Une étape importante a été l'adoption par l'Assemblée générale des Nations Unies en décembre 2024 de la Convention sur la cybercriminalité, qui crée une nouvelle base mondiale pour renforcer la coopération dans la lutte contre les crimes numériques.
En 2026, la Biélorussie, en tant que présidente du Groupe des amis unis contre la traite des êtres humains, a lancé un débat au Centre international de Vienne sur la menace de l'utilisation de l'intelligence artificielle dans la traite des êtres humains. Il a été confirmé que l'on continuerait à promouvoir le renforcement de la coopération internationale.
La Journée mondiale de la lutte contre la traite des êtres humains est non seulement un jour d'information, mais aussi un jour d'action. Chacun de nous peut contribuer.
En premier lieu, connaître les signes de la traite des êtres humains. Si vous voyez une personne qui ne peut pas se déplacer librement, qui a l'air effrayée, qui n'a pas de documents ou qui travaille dans des conditions similaires à l'esclavage, il peut s'agir d'une victime. Signalez cela au numéro vert ou à la police.
En second lieu, diffuser l'information. Parlez à vos amis et à votre famille de cette problème, de la manière de ne pas tomber dans des offres d'emploi fausses, de la réalité que la traite des êtres humains n'est pas quelque part loin de nous, mais autour de nous.
En troisième lieu, soutenir les organisations qui aident les victimes. Le foulard bleu et le cœur bleu sont des symboles de solidarité avec les victimes de la traite des êtres humains. Vous pouvez vous joindre au groupe «Cœur bleu» et soutenir le Fonds de contributions volontaires des Nations Unies pour les victimes de la traite des êtres humains.
Le 30 juillet est un jour où nous devons nous souvenir que la traite des êtres humains n'est pas un vestige du passé, mais une réalité actuelle. C'est un crime qui détruit chaque année la vie de millions de personnes. Mais c'est un crime contre lequel on peut et doit lutter.
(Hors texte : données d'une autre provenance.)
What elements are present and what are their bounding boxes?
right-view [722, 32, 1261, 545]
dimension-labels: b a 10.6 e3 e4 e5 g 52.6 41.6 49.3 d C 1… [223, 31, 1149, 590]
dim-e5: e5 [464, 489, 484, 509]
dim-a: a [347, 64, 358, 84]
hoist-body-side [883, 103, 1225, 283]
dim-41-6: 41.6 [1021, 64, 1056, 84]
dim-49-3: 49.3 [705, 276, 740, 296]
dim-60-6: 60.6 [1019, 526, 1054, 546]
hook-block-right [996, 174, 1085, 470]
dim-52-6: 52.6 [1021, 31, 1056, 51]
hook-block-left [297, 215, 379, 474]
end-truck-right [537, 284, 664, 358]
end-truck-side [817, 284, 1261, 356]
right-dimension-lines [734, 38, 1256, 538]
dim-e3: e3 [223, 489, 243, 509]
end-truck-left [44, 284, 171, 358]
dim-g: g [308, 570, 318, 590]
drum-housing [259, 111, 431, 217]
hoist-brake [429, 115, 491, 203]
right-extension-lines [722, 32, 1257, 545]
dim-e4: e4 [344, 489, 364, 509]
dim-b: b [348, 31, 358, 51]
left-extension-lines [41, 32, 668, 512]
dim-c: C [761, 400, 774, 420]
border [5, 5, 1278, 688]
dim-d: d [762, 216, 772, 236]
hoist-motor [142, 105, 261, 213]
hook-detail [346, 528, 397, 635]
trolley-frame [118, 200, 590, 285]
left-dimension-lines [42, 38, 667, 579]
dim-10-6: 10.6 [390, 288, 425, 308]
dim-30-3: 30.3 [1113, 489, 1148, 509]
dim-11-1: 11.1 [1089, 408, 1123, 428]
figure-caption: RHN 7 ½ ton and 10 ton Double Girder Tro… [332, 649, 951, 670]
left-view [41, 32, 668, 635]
Comme l'a dit le Secrétaire général des Nations Unies, António Guterres : «À cette Journée mondiale de la lutte contre la traite des êtres humains, je propose de réaffirmer notre engagement à assurer que les criminels cesseront d'exploiter les gens sans pitié pour obtenir des profits, et que les victimes recevront l'aide nécessaire pour retourner à une vie normale.»
Tant que des gens achèteront et vendront des êtres humains, tant que des gens mettront les yeux fermés sur ce crime, la lutte continuera. Et chacun de nous peut devenir une partie de cette lutte. Parce que l'homme ne peut pas être une marchandise. Jamais.